Kendinden bahsetmesi ayıp sayılır insanın.
Dava -artık her ne ise- tek başına savunmak yalnızlık getirir.
Elbette kişinin kendi tercihi...
‘Ben’ iken kendine ‘biz’ demek, özellikle de yazarken, hitap ederken, elbette kişinin kendi tercihidir.
“Biz bunu demedik mi? Dedikkkkk!”
“Biz sizi uyarmadık mı? Uyardıkkkkk!”
Bu cümleleri kuranlar tek kişi değil mi?
Tam da böyle yaptıkları için -ilginçtir- kabul edilebilirlikleri, kitlelerin huzurunda artar.
Kredileri çoğalır. Devam ederler.
Objektif olunmamıştır ‘ben’ derken. Öyle düşünürler.
Oysa, objektif olan tek şey, kameranın lensidir.
Geri kalanı, onun üzerine kurarız.
Kişisel olana -nedense hep- ‘bir genç kızın günlüğü edası’ ile yaklaşılır ve bu sıklıkla küçümsenir, sonra.
Özel olan / ‘ben’ olan politiktir!
O kilidi açmak yürek ister.
Açmayınca, ‘biz’den koyuca bahsetmeye devam edince, ‘ben’e hiç ama hiç girmeyince ve hatta dışlayınca, kişisel deneyim paylaşmayınca, zarar -o kadar da- gelmez. Hasar alınmaz.
Kişiliğinize, seçimlerinize kolay kolay saldıramazlar o zaman.
‘Sorumlu değilim, ait olduğum muhitin / geleneğin kurallarıdır bunlar’ demek iyi hissettirir; ve bu fazlasıyla yeterlidir.
Mafya dizilerinde racon keserken ‘biz’ denir.
Kutsal kitaplarda da öyle seslenilir.
‘Ben’ yerine ‘biz’ dersem, arkam, sözüm ona sağlamdır.
Orada, en az bir kaç ‘ben’ daha vardır, hatta bir güruh!
Böylece, bu yolla da güçlüyümdür artık!
Bireyi bölmek, sonra toplayıp çarpıp çoğaltmak şizofreni ile ilgili mi?
Bireysellik hep mi kaka?
‘Ben’ olan hep mi tek düze?
Deneyimsiz?
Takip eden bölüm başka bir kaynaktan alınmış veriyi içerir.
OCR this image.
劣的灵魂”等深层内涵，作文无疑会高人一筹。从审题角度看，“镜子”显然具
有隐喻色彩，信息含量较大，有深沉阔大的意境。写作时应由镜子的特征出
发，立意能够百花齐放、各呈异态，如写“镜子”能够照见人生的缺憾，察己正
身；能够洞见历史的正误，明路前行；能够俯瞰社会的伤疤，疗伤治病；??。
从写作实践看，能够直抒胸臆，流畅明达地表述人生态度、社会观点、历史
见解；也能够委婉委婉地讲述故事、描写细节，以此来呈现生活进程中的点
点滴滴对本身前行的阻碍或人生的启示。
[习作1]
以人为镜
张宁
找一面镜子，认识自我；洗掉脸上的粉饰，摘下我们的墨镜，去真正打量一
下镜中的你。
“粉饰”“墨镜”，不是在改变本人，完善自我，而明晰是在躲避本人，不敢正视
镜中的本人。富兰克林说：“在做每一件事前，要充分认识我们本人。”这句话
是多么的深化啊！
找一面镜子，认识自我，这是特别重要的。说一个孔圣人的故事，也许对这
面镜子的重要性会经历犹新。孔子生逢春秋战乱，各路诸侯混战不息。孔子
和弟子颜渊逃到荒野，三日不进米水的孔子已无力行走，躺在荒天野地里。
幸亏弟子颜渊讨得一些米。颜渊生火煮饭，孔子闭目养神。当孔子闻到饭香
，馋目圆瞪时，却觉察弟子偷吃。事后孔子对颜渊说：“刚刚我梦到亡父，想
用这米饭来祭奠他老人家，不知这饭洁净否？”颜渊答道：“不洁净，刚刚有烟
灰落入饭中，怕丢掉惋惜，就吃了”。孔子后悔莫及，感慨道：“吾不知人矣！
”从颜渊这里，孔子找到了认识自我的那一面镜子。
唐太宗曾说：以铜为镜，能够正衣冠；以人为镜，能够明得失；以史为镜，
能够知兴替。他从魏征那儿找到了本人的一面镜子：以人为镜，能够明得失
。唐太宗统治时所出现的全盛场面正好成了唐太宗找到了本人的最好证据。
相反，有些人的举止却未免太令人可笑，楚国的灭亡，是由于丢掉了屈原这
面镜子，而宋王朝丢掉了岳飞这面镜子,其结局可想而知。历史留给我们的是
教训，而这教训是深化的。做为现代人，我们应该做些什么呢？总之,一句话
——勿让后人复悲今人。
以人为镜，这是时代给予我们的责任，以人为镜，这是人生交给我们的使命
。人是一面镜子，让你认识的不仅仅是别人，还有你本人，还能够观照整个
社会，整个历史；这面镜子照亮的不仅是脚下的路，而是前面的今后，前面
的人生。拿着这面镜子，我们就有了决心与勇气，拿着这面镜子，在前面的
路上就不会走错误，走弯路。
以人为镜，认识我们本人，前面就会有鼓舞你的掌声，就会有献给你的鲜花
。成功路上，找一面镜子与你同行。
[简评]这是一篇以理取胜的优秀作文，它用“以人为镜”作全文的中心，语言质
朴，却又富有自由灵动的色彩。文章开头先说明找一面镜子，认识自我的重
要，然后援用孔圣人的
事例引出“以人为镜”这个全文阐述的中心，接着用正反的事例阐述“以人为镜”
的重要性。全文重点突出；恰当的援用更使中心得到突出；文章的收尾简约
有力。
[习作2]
Eksik?
Onay ihtiyacı duymaksızın bir başıma, ‘ben’ olana güvenip var olabilir miyim?
Yoksa rastgele kafa mı sallıyorum ‘biz’e karışıp?
Oralı olmadan...
Özellikle, köşe yazılarında ‘ben’ değil de ‘biz’ diye yazanlar...
Neden kendinize ‘biz’ diyorsunuz?
Sadece “saygı, görgü, ‘öyledir, öyle gördük’ edep, adap” gibi gelmiyor bu bana; tehlikeli buluyorum hatta. Bir sarmalın habercisi, sistemin kuvvetlendirici bir vidası adeta.
İşte, yine elinizi öptürüyorsunuz...
Yanıbaşınızdakini merak etmiyorsunuz.
Dinlemiyorsunuz; çünkü siz, tek başınıza, büyük bir ‘biz’siniz.
‘Biz’ olanda o kadar kaybolmuşsunuz ki...
Karşınızda beliriveren bir ‘ben’in, size yaklaşması nasıl da zor!
Duvarlarınız, bayım!
O sebeple, sesi tok ‘ben’lerle donanmış bir ‘biz’ olamıyoruz işte!